Pythagore, sa doctrine et son histoire d’après la critique allemande PDF

The School of Athens » by Raffaello Sanzio da Urbino. Elle existe depuis l’Antiquité en Occident et en Orient, à travers la figure du philosophe, non seulement en tant qu’activité rationnelle mais aussi comme pythagore, sa doctrine et son histoire d’après la critique allemande PDF de vie.


Ceux qui, nés au milieu de la civilisation moderne, se figureraient que l’humanité a toujours été en possession de toutes les idées qui sont les instrumens de cette civilisation sont dans une complète erreur : les idées, comme les peuples et les races, ont eu leur histoire, leurs éclipses, leur développement. Que d’élémens complexes entrent dans ce que l’on nomme vaguement la civilisation ! A côté de cette histoire toute d’apparat, faite de coups de théâtre, de catastrophes, remplie par les listes des dynasties, par les dates des batailles, l’érudition moderne étudie la formation lente et obscure des doctrines philosophiques, religieuses et scientifiques, qui sont en quelque sorte l’âme de l’humanité. Les investigations de la critique donnent ainsi à l’histoire son sens véritable, elles expliquent la grandeur et la décadence des nations, elles assignent aux races leur rôle particulier, elles éclairent d’une lumière toute nouvelle ce grand drame dont nous sommes les acteurs et les témoins. Où la critique n’a-t-elle pas porté son flambeau ?

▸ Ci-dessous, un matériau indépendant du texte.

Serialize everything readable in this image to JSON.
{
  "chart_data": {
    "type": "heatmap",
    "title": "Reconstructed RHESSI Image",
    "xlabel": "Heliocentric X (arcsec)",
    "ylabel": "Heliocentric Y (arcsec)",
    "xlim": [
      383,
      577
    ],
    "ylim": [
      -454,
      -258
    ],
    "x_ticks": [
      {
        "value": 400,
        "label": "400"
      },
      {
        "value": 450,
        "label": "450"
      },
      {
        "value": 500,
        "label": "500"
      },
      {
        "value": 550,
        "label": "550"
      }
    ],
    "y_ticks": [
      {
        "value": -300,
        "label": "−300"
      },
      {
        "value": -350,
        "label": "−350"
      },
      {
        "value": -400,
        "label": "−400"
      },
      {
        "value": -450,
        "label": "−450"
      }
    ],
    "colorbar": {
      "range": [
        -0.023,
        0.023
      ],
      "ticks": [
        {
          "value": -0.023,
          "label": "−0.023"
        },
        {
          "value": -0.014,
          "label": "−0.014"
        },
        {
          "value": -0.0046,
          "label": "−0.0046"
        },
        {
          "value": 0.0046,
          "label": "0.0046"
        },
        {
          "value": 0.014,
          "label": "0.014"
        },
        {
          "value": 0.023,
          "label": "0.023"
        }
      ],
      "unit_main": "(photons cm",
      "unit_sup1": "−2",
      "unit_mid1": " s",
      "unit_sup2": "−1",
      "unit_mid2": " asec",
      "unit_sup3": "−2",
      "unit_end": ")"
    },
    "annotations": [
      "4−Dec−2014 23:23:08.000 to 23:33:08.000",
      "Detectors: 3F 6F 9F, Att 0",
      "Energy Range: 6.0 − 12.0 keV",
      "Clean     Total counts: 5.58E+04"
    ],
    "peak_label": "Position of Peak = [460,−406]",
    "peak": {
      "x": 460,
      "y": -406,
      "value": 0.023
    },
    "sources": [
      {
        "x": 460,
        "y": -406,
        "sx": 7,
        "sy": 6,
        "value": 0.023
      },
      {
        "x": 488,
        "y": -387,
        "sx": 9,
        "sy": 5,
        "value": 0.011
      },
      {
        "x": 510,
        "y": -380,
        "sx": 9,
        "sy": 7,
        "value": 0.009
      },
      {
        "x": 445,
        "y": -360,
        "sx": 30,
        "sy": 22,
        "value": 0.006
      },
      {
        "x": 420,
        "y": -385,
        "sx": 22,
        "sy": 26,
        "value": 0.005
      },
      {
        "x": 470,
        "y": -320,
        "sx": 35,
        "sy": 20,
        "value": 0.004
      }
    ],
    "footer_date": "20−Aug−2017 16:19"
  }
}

Le champ d’étude de la philosophie peut embrasser un ensemble de disciplines telles que les sciences humaines et sociales, les sciences formelles et les sciences naturelles, auxquelles elle est historiquement liée. La philosophie a engendré des domaines d’études fondamentaux tels la théorie de la connaissance, la philosophie politique, la métaphysique, l’éthique et la logique. Héraclite, Antiphon, Gorgias et Pythagore, mais aussi chez d’autres penseurs comme Thucydide ou Hérodote, contemporains de Socrate. Désir de connaître et amour du savoir, ou philosophie, c’est bien une même chose ? La philosophie n’est rien d’autre que l’amour de la sagesse. La philosophie s’est comprise très tôt comme une manière de vivre et non pas uniquement comme une réflexion théorique.

L’étymologie du terme  philosophie  indique bien que le philosophe est celui qui tend vers la sagesse, qui cherche à vivre comme il faut et plus particulièrement qui recherche le bonheur. La philosophie entendue comme mode de vie met l’accent sur la mise en application dans sa propre vie des résultats de la réflexion philosophique. Mais ces derniers sont loin d’exclure l’idée que le philosophe s’intéresse à des problèmes théoriques. La  sagesse , ou plus exactement la sophia, que veut posséder le philosophe est aussi un savoir et une connaissance. Ces ascètes pratiquaient les préceptes des Upanishads. Un des fondements de cette philosophie est la liaison étroite entre la théorie et la pratique. Certains remettent fortement en cause la tradition philosophique et ses présupposés telle la philosophie féministe, la déconstruction de Derrida ou de Heidegger.

Les difficultés à définir la philosophie sont en outre de nature épistémologique, car il est difficile de délimiter rigoureusement méthodes, thèmes et objets de la philosophie. Mais il est également délicat de déterminer l’essence de la philosophie occidentale, soit parce que son statut dans la société est lui-même difficile à cerner, soit qu’elle a été ramenée à d’autres disciplines apparemment proches. Emmanuel Kant ramenait le domaine de la philosophie à quatre questions :  Que puis-je savoir ? On peut dans une première approche, délimiter en creux un certain nombre de méthodes et de principes heuristiques qui caractérisent au moins en partie la philosophie. D’une part la philosophie ne recourt pas à la méthode expérimentale.

La philosophie, en effet, à la différence de la physique, de la chimie ou de la biologie, n’a jamais vraiment intégré le processus d’expérimentation dans son outillage heuristique. Ceci est évident pour la philosophie antique et médiévale qui ne connaissait pas l’expérimentation. D’autre part la philosophie n’est pas, par essence, une science reposant sur l’observation empirique à la différence de la sociologie ou des sciences politiques par exemple. Il ne faut naturellement pas croire que la philosophie peut ignorer les données empiriques les plus évidentes. Mais traditionnellement la philosophie ne veut pas se limiter à un simple catalogue de faits et entreprend pour cela un vrai travail de théorisation voire de spéculation. Et si la philosophie analytique contemporaine est impensable sans la logique mathématique, elle utilise encore massivement le langage naturel. Malgré les difficultés que comporte cette entreprise, il est possible de distinguer certaines grandes caractéristiques positives de la méthode philosophique.